1. Introduction
Object detection represents a significant focus of research in the field of computer vision [
1] that can be applied in driverless cars, robotics, video surveillance and pedestrian detection [
2,
3,
4]. Traditional object detection methods are primarily based on establishing mathematical models according to prior knowledge; such methods include the Hough transform method [
5], the frame-difference method [
6], the background subtraction method [
7], the optical flow method [
8], the sliding window model method [
9] and the deformable part model method [
10]. Specifically, the first four of these methods all operate in a mode based on feature extraction and mathematical modeling, which utilizes certain features of the data to build a mathematical model and then obtains the object detection results by solving that model, whereas the latter two methods operate in a mode based on feature extraction and classification modeling, which combines hand-crafted features (such as SIFT, Scale Invariant Feature Transform [
11]; HOG, Histogram of Oriented Gradients [
12]; and Haar [
13] features) with a classifier (such as SVM [
14] or AdaBoost [
15]) to obtain the object detection results by classifying the features. Recently, deep learning techniques have revolutionized the object detection field by improving object detection accuracy and robustness. Because deep neural networks can automatically learn different features, object detection based on deep learning is characterized by more abundant features and stronger feature representation capabilities than are possible with traditional hand-crafted features [
16].
Currently, the models used in object detection methods based on deep learning can be subcategorized into detection models based on region proposals and detection models based on regression. Models for deep-learning-based object detection based on region proposals first extract candidate regions in the detection area in preparation for subsequent feature extraction and classification. Typical examples of such models include the R-CNN (Regions with CNN features) [
17], SPP-net (Spatial Pyramid Pooling Networks) [
18], Fast R-CNN [
19], Faster R-CNN [
20] and R-FCN (Region-based Fully Convolutional Networks) [
21] models. By contrast, models for deep-learning-based object detection based on regression divide a feature map using certain rules and establish relationships among the predicted bounding boxes, the default bounding boxes and the ground truths for training. Typical examples of models based on regression include YOLO (You Only Look Once) [
22] and SSD (Single Shot Multibox Detector) [
23]. Compared with methods based on region proposals, regression-based methods usually achieve better real-time performance. Although the accuracy of regression-based method generally is poorer than that of region-proposals method, the accuracy gap between them is not always large. For example, the accuracy of SSD is comparable to that of Faster RCNN on VOC 2007 test dataset [
23]. Therefore, if the accuracy and real-time performance are both taken into consideration, regression-based methods will be a good choice. Nevertheless, the detection performances of both YOLO and SSD on small objects are unsatisfactory [
24,
25]. The reason is that small objects may not even have any information at the very top layers of the deep learning model and rich representations are difficult to learn from their poor-quality appearance and structure. Therefore, small object detection is a challenge in the object detection based on deep learning.
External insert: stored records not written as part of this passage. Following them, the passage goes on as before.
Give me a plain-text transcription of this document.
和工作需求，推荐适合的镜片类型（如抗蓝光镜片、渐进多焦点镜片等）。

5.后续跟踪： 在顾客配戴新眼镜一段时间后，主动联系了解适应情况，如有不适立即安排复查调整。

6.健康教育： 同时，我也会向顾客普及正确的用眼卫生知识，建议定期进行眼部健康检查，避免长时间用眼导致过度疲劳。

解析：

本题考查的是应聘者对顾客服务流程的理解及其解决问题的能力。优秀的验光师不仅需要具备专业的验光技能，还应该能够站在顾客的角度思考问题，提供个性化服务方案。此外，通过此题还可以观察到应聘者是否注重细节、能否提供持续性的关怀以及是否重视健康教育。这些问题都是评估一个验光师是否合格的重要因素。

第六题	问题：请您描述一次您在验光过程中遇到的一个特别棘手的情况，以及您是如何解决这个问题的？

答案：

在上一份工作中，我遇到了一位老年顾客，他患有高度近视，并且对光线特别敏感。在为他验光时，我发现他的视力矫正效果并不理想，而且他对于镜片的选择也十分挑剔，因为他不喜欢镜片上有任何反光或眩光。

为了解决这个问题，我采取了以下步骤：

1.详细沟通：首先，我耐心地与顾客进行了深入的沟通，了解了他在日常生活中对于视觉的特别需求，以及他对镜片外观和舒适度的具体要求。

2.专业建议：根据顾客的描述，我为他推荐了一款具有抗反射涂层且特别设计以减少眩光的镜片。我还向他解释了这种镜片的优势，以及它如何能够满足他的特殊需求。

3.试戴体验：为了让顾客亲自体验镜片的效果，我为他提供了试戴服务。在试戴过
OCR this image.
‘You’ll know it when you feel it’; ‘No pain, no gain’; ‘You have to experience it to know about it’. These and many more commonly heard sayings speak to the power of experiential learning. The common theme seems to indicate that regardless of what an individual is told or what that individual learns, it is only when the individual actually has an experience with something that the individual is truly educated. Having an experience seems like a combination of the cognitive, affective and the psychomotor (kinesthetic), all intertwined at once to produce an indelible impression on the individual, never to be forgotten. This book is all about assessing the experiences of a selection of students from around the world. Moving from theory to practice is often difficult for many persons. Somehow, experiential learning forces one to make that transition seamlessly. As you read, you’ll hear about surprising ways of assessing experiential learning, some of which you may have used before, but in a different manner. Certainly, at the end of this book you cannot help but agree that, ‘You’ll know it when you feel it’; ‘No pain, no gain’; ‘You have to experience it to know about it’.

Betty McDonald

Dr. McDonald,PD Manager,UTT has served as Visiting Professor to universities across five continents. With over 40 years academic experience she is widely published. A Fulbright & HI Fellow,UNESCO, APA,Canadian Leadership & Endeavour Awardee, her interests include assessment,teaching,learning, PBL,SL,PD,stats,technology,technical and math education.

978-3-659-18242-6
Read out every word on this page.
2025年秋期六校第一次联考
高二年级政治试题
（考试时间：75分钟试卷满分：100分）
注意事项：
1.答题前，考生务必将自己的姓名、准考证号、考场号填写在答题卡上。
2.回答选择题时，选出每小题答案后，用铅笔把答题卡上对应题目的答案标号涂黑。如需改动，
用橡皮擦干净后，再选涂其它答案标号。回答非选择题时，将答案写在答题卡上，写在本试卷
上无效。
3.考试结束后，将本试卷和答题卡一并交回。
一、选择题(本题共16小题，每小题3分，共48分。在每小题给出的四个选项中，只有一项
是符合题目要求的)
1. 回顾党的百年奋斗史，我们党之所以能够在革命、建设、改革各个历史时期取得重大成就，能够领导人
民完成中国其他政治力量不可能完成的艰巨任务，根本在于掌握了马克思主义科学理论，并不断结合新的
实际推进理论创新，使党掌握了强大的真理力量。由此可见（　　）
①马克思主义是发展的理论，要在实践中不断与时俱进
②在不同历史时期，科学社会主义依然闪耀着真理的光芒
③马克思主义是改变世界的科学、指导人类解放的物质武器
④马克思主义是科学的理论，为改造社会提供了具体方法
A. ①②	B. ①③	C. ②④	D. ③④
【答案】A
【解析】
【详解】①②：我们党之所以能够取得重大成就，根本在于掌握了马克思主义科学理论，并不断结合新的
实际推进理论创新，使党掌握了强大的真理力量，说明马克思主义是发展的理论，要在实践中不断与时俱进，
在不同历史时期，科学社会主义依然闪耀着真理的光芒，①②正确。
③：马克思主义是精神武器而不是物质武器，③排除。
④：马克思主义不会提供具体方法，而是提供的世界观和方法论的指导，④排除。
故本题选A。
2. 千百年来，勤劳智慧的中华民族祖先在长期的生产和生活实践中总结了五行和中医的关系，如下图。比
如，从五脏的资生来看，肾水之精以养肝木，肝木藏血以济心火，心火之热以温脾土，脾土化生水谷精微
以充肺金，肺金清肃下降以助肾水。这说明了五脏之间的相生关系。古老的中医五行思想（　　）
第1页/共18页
This paper proposes a multi-view object detection approach based on deep learning, with the aim of improving the performance of regression-based deep learning models when detecting small objects. In the proposed multi-view approach, the object detection results for a set of divided views are merged to improve the object detection capability. Experimental results demonstrate that this design can substantially improve the detection capability for small objects, which is of great value for improving deep learning technology for further applications in object detection.
2. Disadvantage of Classical Object Detection Methods Based on Regression
Currently, the classical object detection methods based on regression are YOLO and SSD. YOLO is a single neural network that can perform object region detection and object classification simultaneously. Unlike early object detection methods based on region proposals, YOLO achieves end-to-end object detection without dividing the detection process into several stages. SSD is a single shot multibox detector that integrates the regression approach of YOLO with the anchor mechanism of Faster R-CNN [
20]. On the one hand, the regression approach can reduce the computational complexity of a neural network to improve the real-time performance. On the other hand, the anchor mechanism is helpful for extracting features at different scales and different aspect ratios. Moreover, the local feature extraction method of SSD is more reasonable and effective than the general feature extraction method of YOLO with regard to object recognition. Furthermore, because the feature representations corresponding to different scales are different, a multi-scale feature extraction method [
26] has been applied in SSD, thereby enhancing the robustness of object detection at different scales.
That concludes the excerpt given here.